Ocular Hypertension Overview
The term ocular hypertension usually refers to any situation in which the pressure inside the eye, called intraocular pressure, is higher than normal. Eye pressure is measured in millimeters of mercury (mm Hg). Normal eye pressure ranges from 10-21 mm Hg. Ocular hypertension is an eye pressure of greater than 21 mm Hg.
Although its definition has evolved through the years, ocular hypertension is commonly defined as a condition with the following criteria:
- An intraocular pressure of greater than 21 mm Hg is measured in one or both eyes at two or more office visits. Pressure inside the eye is measured using an instrument called a tonometer.

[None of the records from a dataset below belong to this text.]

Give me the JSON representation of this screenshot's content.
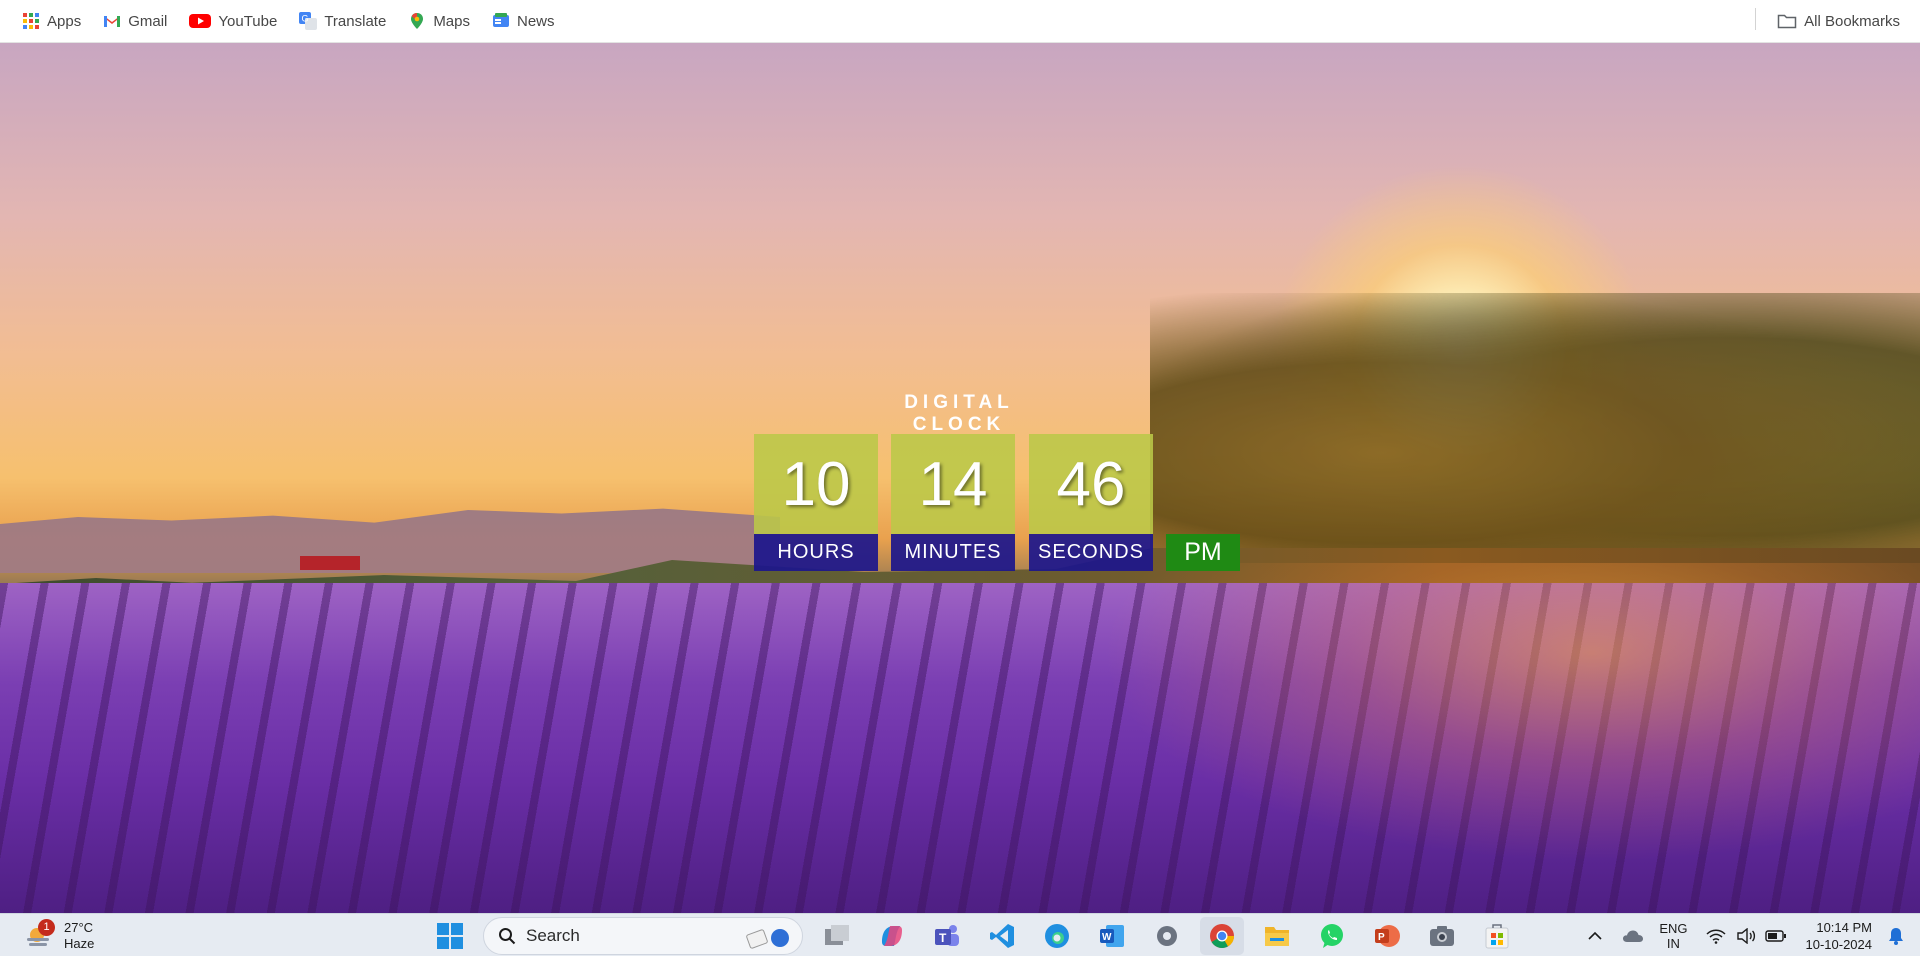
{
  "bookmarks": {
    "items": [
      {
        "label": "Apps",
        "icon": "apps-grid-icon"
      },
      {
        "label": "Gmail",
        "icon": "gmail-icon"
      },
      {
        "label": "YouTube",
        "icon": "youtube-icon"
      },
      {
        "label": "Translate",
        "icon": "translate-icon"
      },
      {
        "label": "Maps",
        "icon": "maps-icon"
      },
      {
        "label": "News",
        "icon": "news-icon"
      }
    ],
    "all_bookmarks_label": "All Bookmarks"
  },
  "clock": {
    "title": "DIGITAL CLOCK",
    "hours": "10",
    "minutes": "14",
    "seconds": "46",
    "hours_label": "HOURS",
    "minutes_label": "MINUTES",
    "seconds_label": "SECONDS",
    "ampm": "PM",
    "colors": {
      "digit_bg": "#bbc848",
      "label_bg": "#1c168c",
      "ampm_bg": "#1f8a14"
    }
  },
  "taskbar": {
    "weather": {
      "temp": "27°C",
      "condition": "Haze",
      "badge": "1"
    },
    "search_placeholder": "Search",
    "apps": [
      "start-icon",
      "search",
      "task-view-icon",
      "copilot-icon",
      "teams-icon",
      "vscode-icon",
      "edge-icon",
      "word-icon",
      "settings-icon",
      "chrome-icon",
      "file-explorer-icon",
      "whatsapp-icon",
      "powerpoint-icon",
      "camera-icon",
      "store-icon"
    ],
    "tray": {
      "lang_line1": "ENG",
      "lang_line2": "IN",
      "time": "10:14 PM",
      "date": "10-10-2024"
    }
  }
}
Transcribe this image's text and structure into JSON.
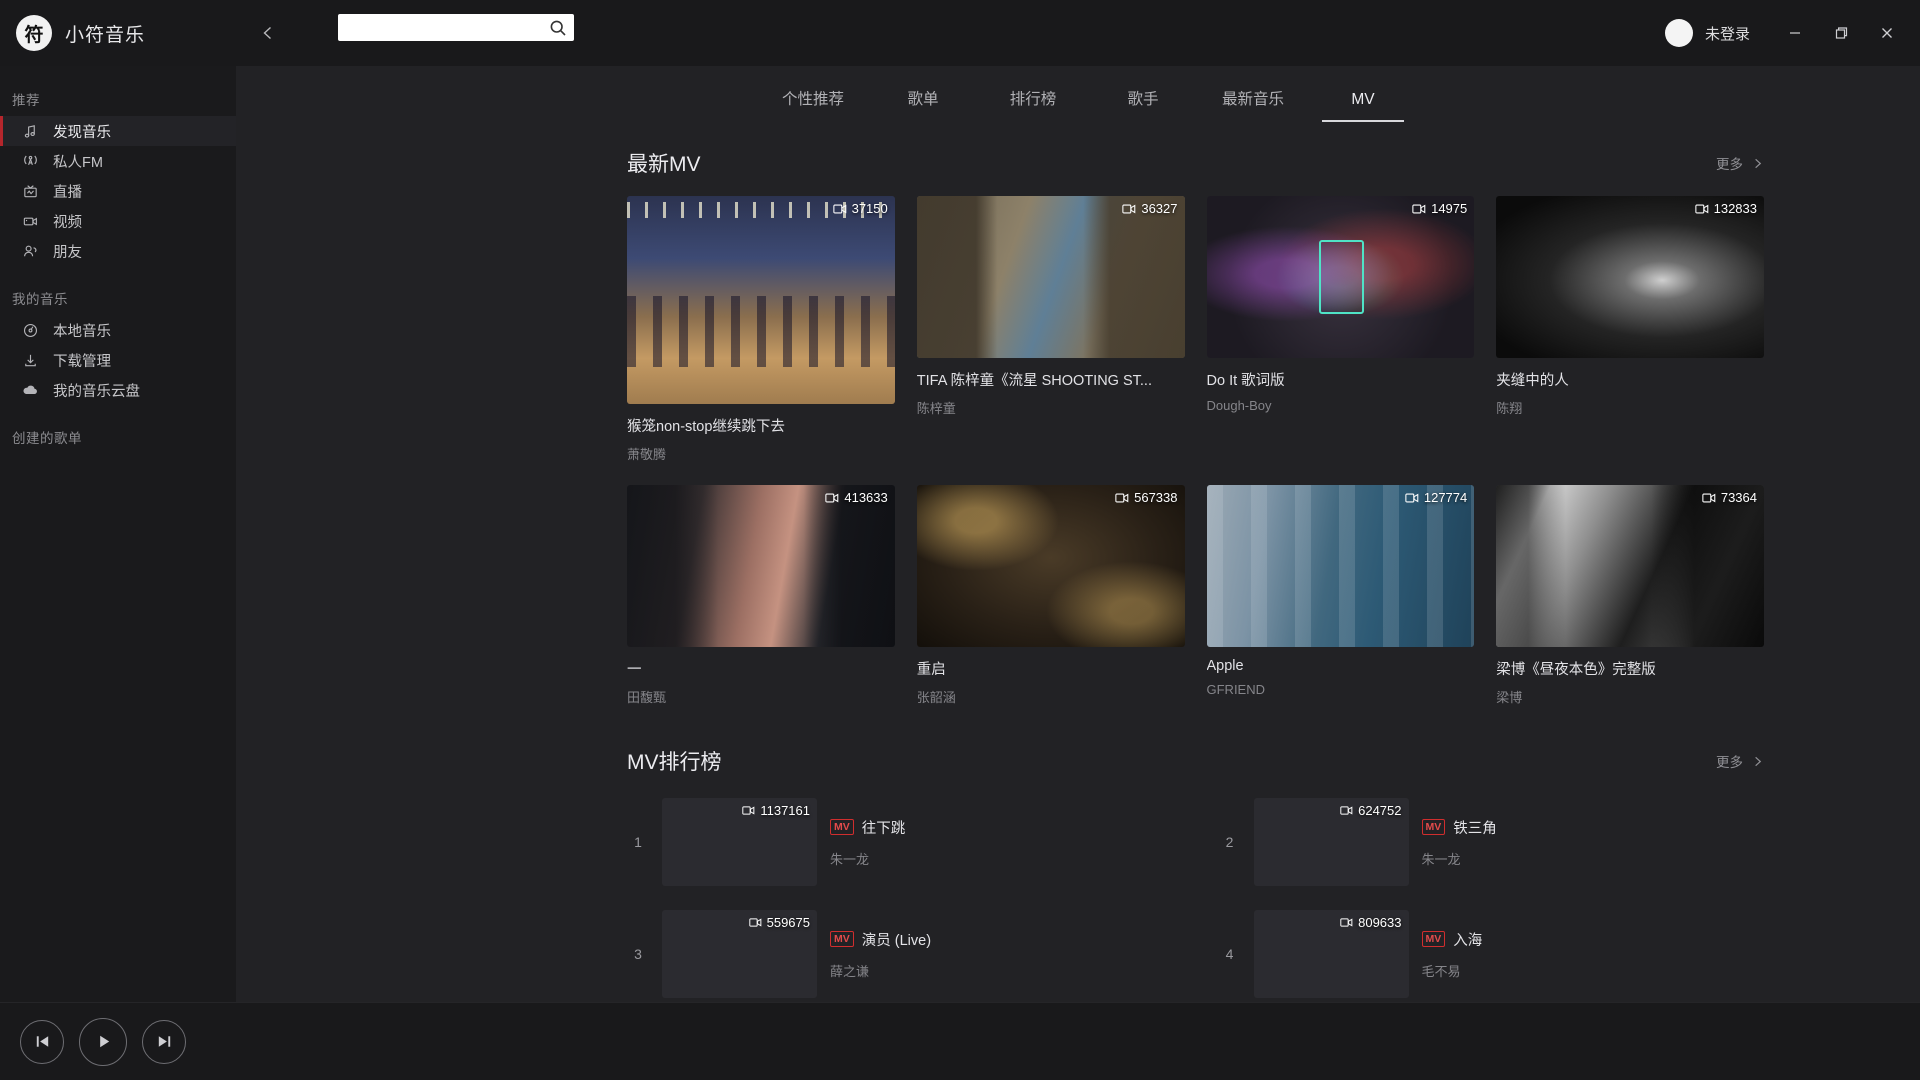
{
  "titlebar": {
    "logo_glyph": "符",
    "brand_name": "小符音乐",
    "back_icon": "chevron-left-icon",
    "search_placeholder": "",
    "search_value": "",
    "search_icon": "search-icon",
    "login_text": "未登录",
    "minimize": "—",
    "maximize": "❐",
    "close": "✕"
  },
  "sidebar": {
    "groups": [
      {
        "title": "推荐",
        "items": [
          {
            "label": "发现音乐",
            "icon": "music-note-icon",
            "active": true
          },
          {
            "label": "私人FM",
            "icon": "radio-icon",
            "active": false
          },
          {
            "label": "直播",
            "icon": "live-tv-icon",
            "active": false
          },
          {
            "label": "视频",
            "icon": "video-camera-icon",
            "active": false
          },
          {
            "label": "朋友",
            "icon": "friends-icon",
            "active": false
          }
        ]
      },
      {
        "title": "我的音乐",
        "items": [
          {
            "label": "本地音乐",
            "icon": "disc-icon",
            "active": false
          },
          {
            "label": "下载管理",
            "icon": "download-icon",
            "active": false
          },
          {
            "label": "我的音乐云盘",
            "icon": "cloud-icon",
            "active": false
          }
        ]
      },
      {
        "title": "创建的歌单",
        "items": []
      }
    ]
  },
  "nav": {
    "tabs": [
      {
        "label": "个性推荐",
        "active": false
      },
      {
        "label": "歌单",
        "active": false
      },
      {
        "label": "排行榜",
        "active": false
      },
      {
        "label": "歌手",
        "active": false
      },
      {
        "label": "最新音乐",
        "active": false
      },
      {
        "label": "MV",
        "active": true
      }
    ]
  },
  "latest_mv": {
    "section_title": "最新MV",
    "more_label": "更多",
    "more_icon": "chevron-right-icon",
    "cards": [
      {
        "title": "猴笼non-stop继续跳下去",
        "artist": "萧敬腾",
        "plays": "37150",
        "art": "dance-stage",
        "tall": true
      },
      {
        "title": "TIFA 陈梓童《流星 SHOOTING ST...",
        "artist": "陈梓童",
        "plays": "36327",
        "art": "ruins"
      },
      {
        "title": "Do It 歌词版",
        "artist": "Dough-Boy",
        "plays": "14975",
        "art": "neon"
      },
      {
        "title": "夹缝中的人",
        "artist": "陈翔",
        "plays": "132833",
        "art": "tunnel"
      },
      {
        "title": "一",
        "artist": "田馥甄",
        "plays": "413633",
        "art": "portrait"
      },
      {
        "title": "重启",
        "artist": "张韶涵",
        "plays": "567338",
        "art": "gold-calligraphy"
      },
      {
        "title": "Apple",
        "artist": "GFRIEND",
        "plays": "127774",
        "art": "group-blue"
      },
      {
        "title": "梁博《昼夜本色》完整版",
        "artist": "梁博",
        "plays": "73364",
        "art": "studio-bw"
      }
    ]
  },
  "mv_rank": {
    "section_title": "MV排行榜",
    "more_label": "更多",
    "more_icon": "chevron-right-icon",
    "badge_label": "MV",
    "rows": [
      {
        "rank": "1",
        "title": "往下跳",
        "artist": "朱一龙",
        "plays": "1137161",
        "art": "night-city"
      },
      {
        "rank": "2",
        "title": "铁三角",
        "artist": "朱一龙",
        "plays": "624752",
        "art": "ink-poster"
      },
      {
        "rank": "3",
        "title": "演员 (Live)",
        "artist": "薛之谦",
        "plays": "559675",
        "art": "stage-live"
      },
      {
        "rank": "4",
        "title": "入海",
        "artist": "毛不易",
        "plays": "809633",
        "art": "ruhai"
      }
    ]
  },
  "player": {
    "prev_icon": "skip-previous-icon",
    "play_icon": "play-icon",
    "next_icon": "skip-next-icon"
  },
  "colors": {
    "accent": "#b5262c",
    "badge": "#d02e2e",
    "bg": "#222225",
    "sidebar_bg": "#1a1a1c",
    "titlebar_bg": "#19191b"
  }
}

- The optic nerve appears normal.
- No signs of glaucoma are evident on visual field testing, which is a test to assess your peripheral (or side) vision.
- To determine other possible causes for your high eye pressure, an ophthalmologist (a medical doctor who specializes in eye care and surgery) assesses whether your drainage system (called the "angle") is open or closed. The angle is seen using a technique called gonioscopy. This technique involves the use of a special contact lens to examine the drainage angles (or channels) in your eyes to see if they are open, narrowed, or closed.
- No signs of any ocular disease are present. Some eye diseases can increase the pressure inside the eye.
Ocular hypertension should not be considered a disease by itself. Instead, ocular hypertension is a term that is used to describe individuals who should be observed more closely than the general population for the onset of glaucoma. For this reason, another term to refer to a person with ocular hypertension is "glaucoma suspect," or someone whom the ophthalmologist is concerned may have or may develop glaucoma because of elevated pressure inside the eyes. An eye exam may show a glaucoma-damaged optic nerve.
As mentioned above, increased intraocular pressure can result from other eye conditions. However, within this article, ocular hypertension primarily refers to increased intraocular pressure without any optic nerve damage or vision loss. Glaucoma occurs when increased intraocular pressure, optic nerve damage, and vision loss are present.